Il accompagne cette politique de retour forcé d’une aide au retour volontaire de dix mille francs. On surnommera cette mesure « le million Stoléru ». En effet, dix mille francs (nouveaux) faisaient un million d’anciens francs. J’ai connu l’époque où certaines personnes âgées (ma grand-mère et mon grand-père) parlaient en « anciens francs ».

De même, Lionel Stoléru était secrétaire d’Etat chargé de la condition des travailleurs manuels et immigrés.ministre du Travail.

3. La loi Bonnet (1980).

Le 10 janvier 1980 est votée la loi Bonnet, qui va modifier la loi du 2 novembre 1945. Elle va durcir les conditions d’entrée sur le territoire français.

Christian Bonnet

Les principales dispositions sont :

  • elle rend plus strictes les conditions d’entrée sur le territoire ;
  • elle fait de l’entrée ou du séjour irréguliers un motif d’expulsion au même titre que la menace pour l’ordre public ;
  • elle permet d’éloigner du territoire les « clandestins » ou ceux dont le titre de séjour n’a pas été renouvelé ;
  • enfin, elle prévoit la reconduite de l’étranger expulsé à la frontière et sa détention dans un établissement pénitentiaire pendant un délai pouvant aller jusqu’à sept jours s’il n’est pas en mesure de quitter immédiatement le territoire.

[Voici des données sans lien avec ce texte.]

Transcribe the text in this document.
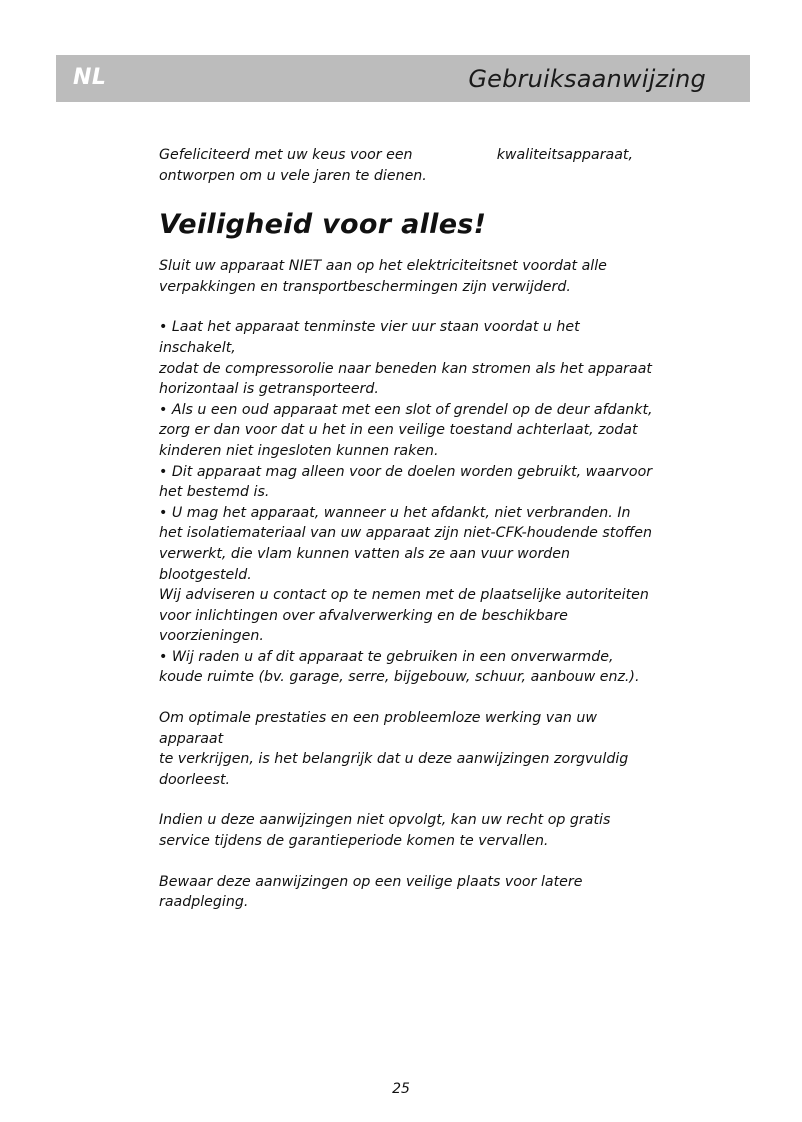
NL	Gebruiksaanwijzing
Gefeliciteerd met uw keus voor een	kwaliteitsapparaat,
ontworpen om u vele jaren te dienen.

Veiligheid voor alles!

Sluit uw apparaat NIET aan op het elektriciteitsnet voordat alle
verpakkingen en transportbeschermingen zijn verwijderd.
• Laat het apparaat tenminste vier uur staan voordat u het inschakelt,
zodat de compressorolie naar beneden kan stromen als het apparaat
horizontaal is getransporteerd.
• Als u een oud apparaat met een slot of grendel op de deur afdankt,
zorg er dan voor dat u het in een veilige toestand achterlaat, zodat
kinderen niet ingesloten kunnen raken.
• Dit apparaat mag alleen voor de doelen worden gebruikt, waarvoor
het bestemd is.
• U mag het apparaat, wanneer u het afdankt, niet verbranden. In
het isolatiemateriaal van uw apparaat zijn niet-CFK-houdende stoffen
verwerkt, die vlam kunnen vatten als ze aan vuur worden blootgesteld.
Wij adviseren u contact op te nemen met de plaatselijke autoriteiten
voor inlichtingen over afvalverwerking en de beschikbare
voorzieningen.
• Wij raden u af dit apparaat te gebruiken in een onverwarmde,
koude ruimte (bv. garage, serre, bijgebouw, schuur, aanbouw enz.).
Om optimale prestaties en een probleemloze werking van uw apparaat
te verkrijgen, is het belangrijk dat u deze aanwijzingen zorgvuldig
doorleest.
Indien u deze aanwijzingen niet opvolgt, kan uw recht op gratis
service tijdens de garantieperiode komen te vervallen.
Bewaar deze aanwijzingen op een veilige plaats voor latere
raadpleging.
25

La promulgation de la loi va déclencher un certain nombre de grèves de la faim, dont la plus médiatisée est celle menée par trois personnalités différentes : un pasteur (Jean Costil), un prêtre (Christian Delorme) et un travailleur immigré (Hamid Boukhrouma).

Le 10 mai 1980, une grande manifestation est organisée par le Parti socialiste, le PSU, la CFDT et la Ligue des droits de l’Homme. La Fédération de l’Éducation nationale (FEN) se joint au mouvement dans une manifestation organisée le 7 juin 1980. Ils vont se regrouper pour fonder la Fédération des Associations de Solidarité avec les Travailleurs Immigrés (FASTI). La mobilisation concerne autant la loi Bonnet que la politique de Lionel Stoléru.